I consider myself lucky to have been part of the Senior Visiting Research Fellowship Program at Oxford University for a duration of 6 months.

During my time as an AfOx Fellow, I was granted unencumbered access to institutional resources, such as human resource expertise, internet services, and library platforms. Additionally, I conducted the first organized research study to assess the feasibility of implementing genomic research in Liberia. I authored one manuscript and submitted another for peer-review. I also took part in various regional and global webinars, sat on expert and advisory committees for clinical research in Africa, and became a member of multiple professional networks that could potentially result in future research partnerships and fellowship opportunities.

Additionally, I had the opportunity to present my research findings at three international conferences. I also shared my experiences in scientific and health leadership during the Ebola Virus Disease (EVD) outbreak in Liberia with the academic community at Oxford. In collaboration with a colleague from Oxford, I submitted two competitive grant applications on public health emergencies and outbreak response, among other endeavors.

Lastly, I had the opportunity to collaborate with colleagues from West Africa and identify common research priorities and areas where we can strengthen our capacity. We plan to continue these collaborations in the short- and long-term to promote effective and sustainable research. This has also helped to increase the visibility of my research and could potentially lead to future clinical research collaborations with Oxford and senior fellowship opportunities in the European Union.

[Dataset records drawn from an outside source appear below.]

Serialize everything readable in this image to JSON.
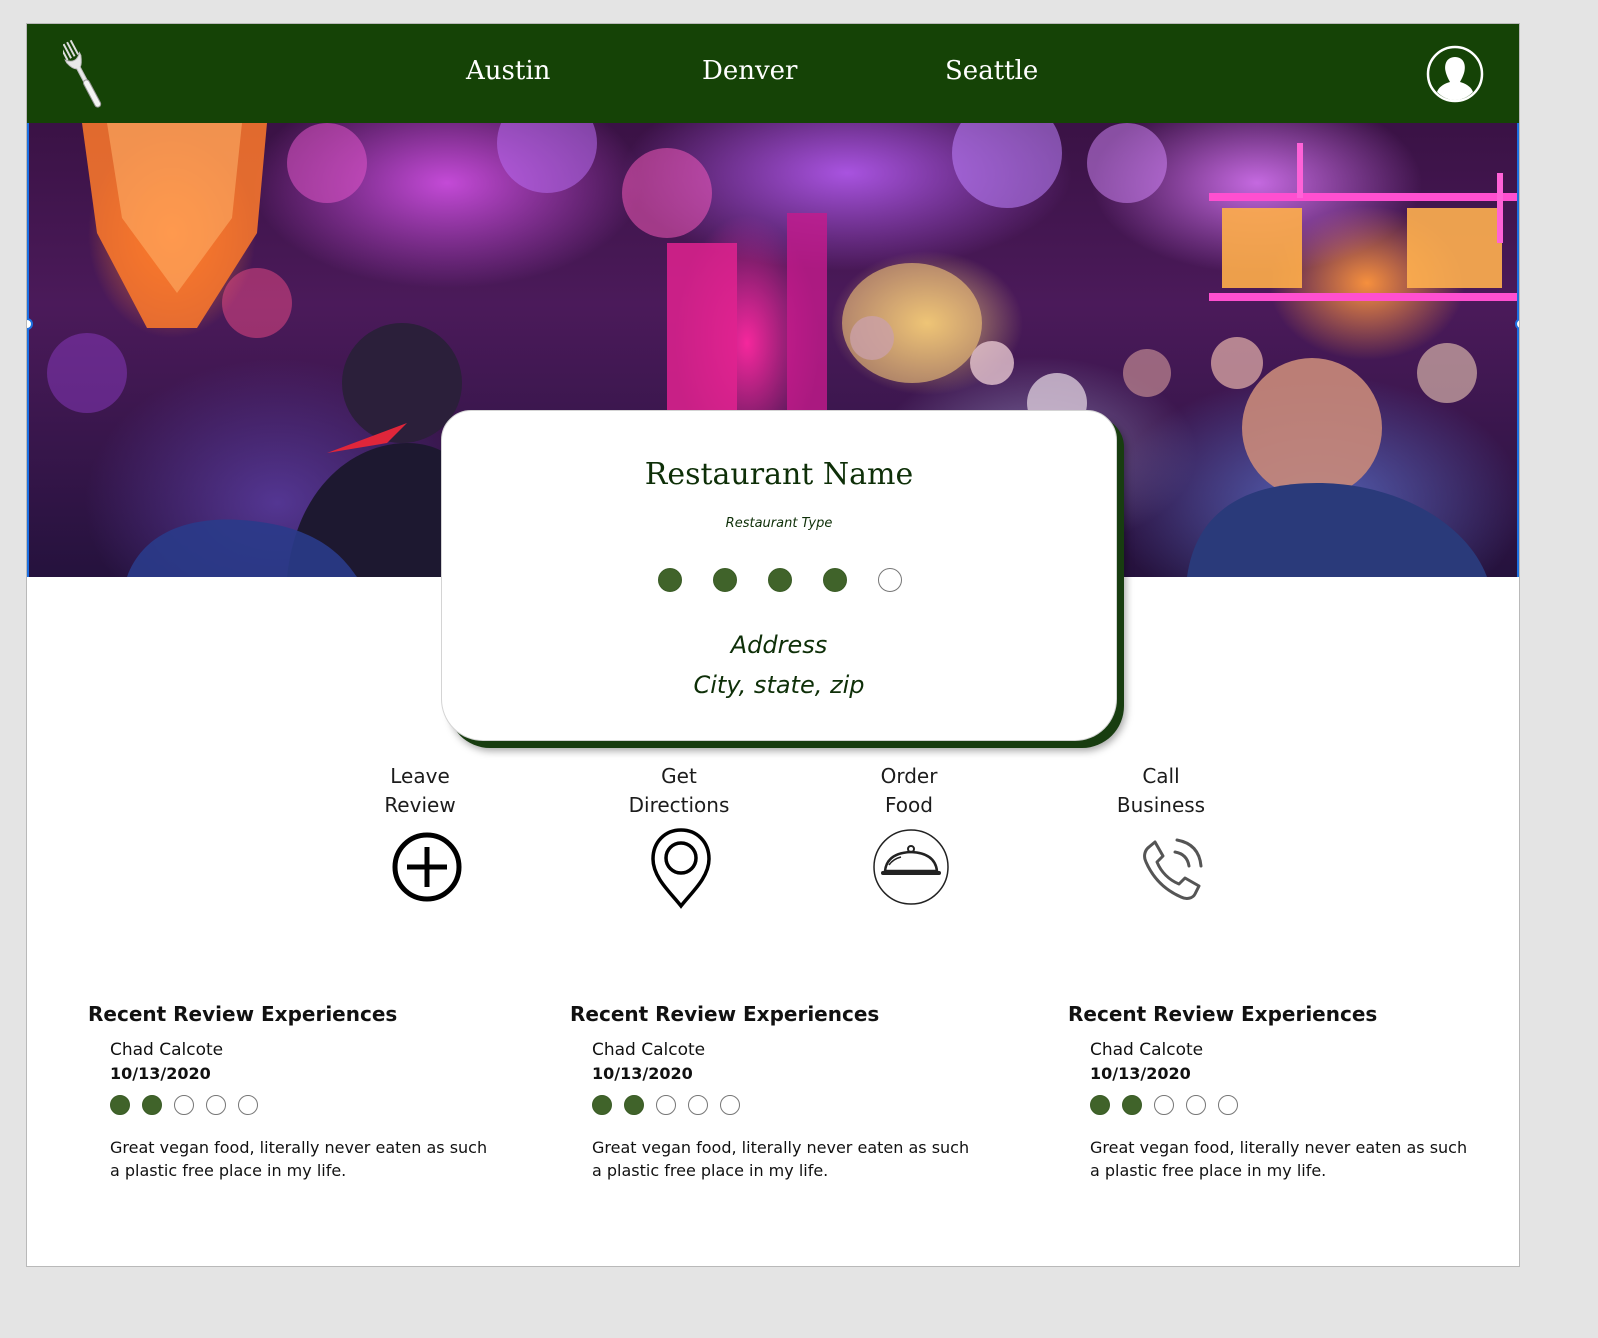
{
  "nav": {
    "logo_icon": "fork-icon",
    "links": [
      "Austin",
      "Denver",
      "Seattle"
    ],
    "profile_icon": "user-avatar-icon",
    "bar_color": "#154306"
  },
  "restaurant": {
    "name": "Restaurant Name",
    "type": "Restaurant Type",
    "rating": 4,
    "rating_max": 5,
    "address_line1": "Address",
    "address_line2": "City, state, zip"
  },
  "actions": [
    {
      "line1": "Leave",
      "line2": "Review",
      "icon": "plus-circle-icon"
    },
    {
      "line1": "Get",
      "line2": "Directions",
      "icon": "map-pin-icon"
    },
    {
      "line1": "Order",
      "line2": "Food",
      "icon": "food-cloche-icon"
    },
    {
      "line1": "Call",
      "line2": "Business",
      "icon": "phone-icon"
    }
  ],
  "reviews": [
    {
      "heading": "Recent Review Experiences",
      "author": "Chad Calcote",
      "date": "10/13/2020",
      "rating": 2,
      "rating_max": 5,
      "text": "Great vegan food, literally never eaten as such a plastic free place in my life."
    },
    {
      "heading": "Recent Review Experiences",
      "author": "Chad Calcote",
      "date": "10/13/2020",
      "rating": 2,
      "rating_max": 5,
      "text": "Great vegan food, literally never eaten as such a plastic free place in my life."
    },
    {
      "heading": "Recent Review Experiences",
      "author": "Chad Calcote",
      "date": "10/13/2020",
      "rating": 2,
      "rating_max": 5,
      "text": "Great vegan food, literally never eaten as such a plastic free place in my life."
    }
  ],
  "colors": {
    "accent": "#40632a",
    "text_dark": "#0e2f08",
    "hero_highlight": "#ff2ea6"
  }
}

If it weren't for the fellowship I received at Oxford University, I wouldn't have been able to achieve the collaborative efforts I mentioned, particularly those involving north-south and south-south initiatives. Moreover, the research platform at Oxford has the potential to serve as a useful channel and effective catalyst for promoting, strengthening, and sustaining the fundamental pillars of collaborative research frameworks among Visiting African Researchers. I eagerly anticipate the replication of this model in other academic institutions that are resource-rich and research-intensive, as well as the subsequent evaluation of its impact.